Tre rappresentazioni sociali
Come detto, le tre scenografie veicolano un’icastica rappresentazione delle tre maggiori classi sociali – aristocrazia, borghesia, proletariato – in base al differente posizionamento degli oggetti nello spazio e alle diverse modalità di rapporto con il desiderio.
Nella prima abitazione, utopica e frutto di un sogno, lo spazio e gli oggetti sono congruenti. Tutto è al loro posto senza sbavature di alcun tipo, simbolo di un chimerico e irrealizzabile desiderio finalmente soddisfatto.
Nella seconda, lo spazio insufficiente causa uno straripamento di oggetti nello stesso modo in cui è il desiderio a debordare dai limiti, metafora di insoddisfazione massima, di discrasia totale fra l’appagamento e il godimento.
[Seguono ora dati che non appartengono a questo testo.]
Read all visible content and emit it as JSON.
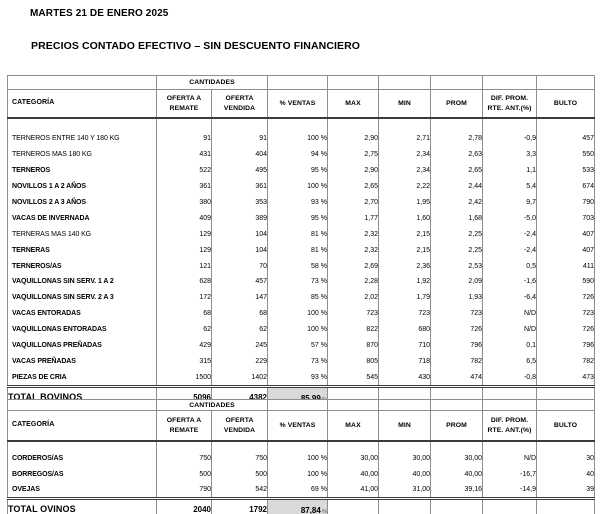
{
  "page": {
    "date_title": "MARTES 21 DE ENERO 2025",
    "main_title": "PRECIOS CONTADO EFECTIVO – SIN DESCUENTO FINANCIERO"
  },
  "header": {
    "categoria": "CATEGORÍA",
    "cantidades": "CANTIDADES",
    "cols": {
      "oferta_remate": "OFERTA A\nREMATE",
      "oferta_vendida": "OFERTA\nVENDIDA",
      "ventas": "% VENTAS",
      "max": "MAX",
      "min": "MIN",
      "prom": "PROM",
      "dif": "DIF. PROM.\nRTE. ANT.(%)",
      "bulto": "BULTO"
    }
  },
  "bovinos": {
    "rows": [
      {
        "label": "TERNEROS ENTRE 140 Y 180 KG",
        "bold": false,
        "cells": [
          "91",
          "91",
          "100 %",
          "2,90",
          "2,71",
          "2,78",
          "-0,9",
          "457"
        ]
      },
      {
        "label": "TERNEROS MAS 180 KG",
        "bold": false,
        "cells": [
          "431",
          "404",
          "94 %",
          "2,75",
          "2,34",
          "2,63",
          "3,3",
          "550"
        ]
      },
      {
        "label": "TERNEROS",
        "bold": true,
        "cells": [
          "522",
          "495",
          "95 %",
          "2,90",
          "2,34",
          "2,65",
          "1,1",
          "533"
        ]
      },
      {
        "label": "NOVILLOS 1 A 2 AÑOS",
        "bold": true,
        "cells": [
          "361",
          "361",
          "100 %",
          "2,65",
          "2,22",
          "2,44",
          "5,4",
          "674"
        ]
      },
      {
        "label": "NOVILLOS 2 A 3 AÑOS",
        "bold": true,
        "cells": [
          "380",
          "353",
          "93 %",
          "2,70",
          "1,95",
          "2,42",
          "9,7",
          "790"
        ]
      },
      {
        "label": "VACAS DE INVERNADA",
        "bold": true,
        "cells": [
          "409",
          "389",
          "95 %",
          "1,77",
          "1,60",
          "1,68",
          "-5,0",
          "703"
        ]
      },
      {
        "label": "TERNERAS MAS 140 KG",
        "bold": false,
        "cells": [
          "129",
          "104",
          "81 %",
          "2,32",
          "2,15",
          "2,25",
          "-2,4",
          "407"
        ]
      },
      {
        "label": "TERNERAS",
        "bold": true,
        "cells": [
          "129",
          "104",
          "81 %",
          "2,32",
          "2,15",
          "2,25",
          "-2,4",
          "407"
        ]
      },
      {
        "label": "TERNEROS/AS",
        "bold": true,
        "cells": [
          "121",
          "70",
          "58 %",
          "2,69",
          "2,36",
          "2,53",
          "0,5",
          "411"
        ]
      },
      {
        "label": "VAQUILLONAS SIN SERV. 1 A 2",
        "bold": true,
        "cells": [
          "628",
          "457",
          "73 %",
          "2,28",
          "1,92",
          "2,09",
          "-1,6",
          "590"
        ]
      },
      {
        "label": "VAQUILLONAS SIN SERV. 2 A 3",
        "bold": true,
        "cells": [
          "172",
          "147",
          "85 %",
          "2,02",
          "1,79",
          "1,93",
          "-6,4",
          "726"
        ]
      },
      {
        "label": "VACAS ENTORADAS",
        "bold": true,
        "cells": [
          "68",
          "68",
          "100 %",
          "723",
          "723",
          "723",
          "N/D",
          "723"
        ]
      },
      {
        "label": "VAQUILLONAS ENTORADAS",
        "bold": true,
        "cells": [
          "62",
          "62",
          "100 %",
          "822",
          "680",
          "726",
          "N/D",
          "726"
        ]
      },
      {
        "label": "VAQUILLONAS PREÑADAS",
        "bold": true,
        "cells": [
          "429",
          "245",
          "57 %",
          "870",
          "710",
          "796",
          "0,1",
          "796"
        ]
      },
      {
        "label": "VACAS PREÑADAS",
        "bold": true,
        "cells": [
          "315",
          "229",
          "73 %",
          "805",
          "718",
          "782",
          "6,5",
          "782"
        ]
      },
      {
        "label": "PIEZAS DE CRIA",
        "bold": true,
        "cells": [
          "1500",
          "1402",
          "93 %",
          "545",
          "430",
          "474",
          "-0,8",
          "473"
        ]
      }
    ],
    "total": {
      "label": "TOTAL BOVINOS",
      "oferta_remate": "5096",
      "oferta_vendida": "4382",
      "ventas_pct": "85,99",
      "pct_sign": "%"
    }
  },
  "ovinos": {
    "rows": [
      {
        "label": "CORDEROS/AS",
        "bold": true,
        "cells": [
          "750",
          "750",
          "100 %",
          "30,00",
          "30,00",
          "30,00",
          "N/D",
          "30"
        ]
      },
      {
        "label": "BORREGOS/AS",
        "bold": true,
        "cells": [
          "500",
          "500",
          "100 %",
          "40,00",
          "40,00",
          "40,00",
          "-16,7",
          "40"
        ]
      },
      {
        "label": "OVEJAS",
        "bold": true,
        "cells": [
          "790",
          "542",
          "69 %",
          "41,00",
          "31,00",
          "39,16",
          "-14,9",
          "39"
        ]
      }
    ],
    "total": {
      "label": "TOTAL OVINOS",
      "oferta_remate": "2040",
      "oferta_vendida": "1792",
      "ventas_pct": "87,84",
      "pct_sign": "%"
    }
  }
}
Nell’ultima casa, infine, il godimento è ugualmente impossibile ma per un motivo opposto, poiché la sfasatura è causata stavolta non dalla ristrettezza bensì dall’eccessiva abbondanza di spazio; sono gli oggetti ad essere in minoranza, è il desiderio a non corrispondere al godimento possibile.
Se la casa onirica appartiene al mondo dell’aristocrazia – in cui ogni desiderio è immediatamente soddisfatto –, la terza può essere considerata come la tipica dimora di una classe meno abbiente, dove la mancanza di vedute e prospettive impedisce lo sviluppo del desiderio che rimane così sopito.
L’appartamento parigino di Jérôme e Sylvie, invece, rappresenta ciò che realmente sono; piccolo-borghesi dall’ambizione straripante e incontrollata, tragicamente circoscritti in un ambiente troppo ristretto per le loro inclinazioni.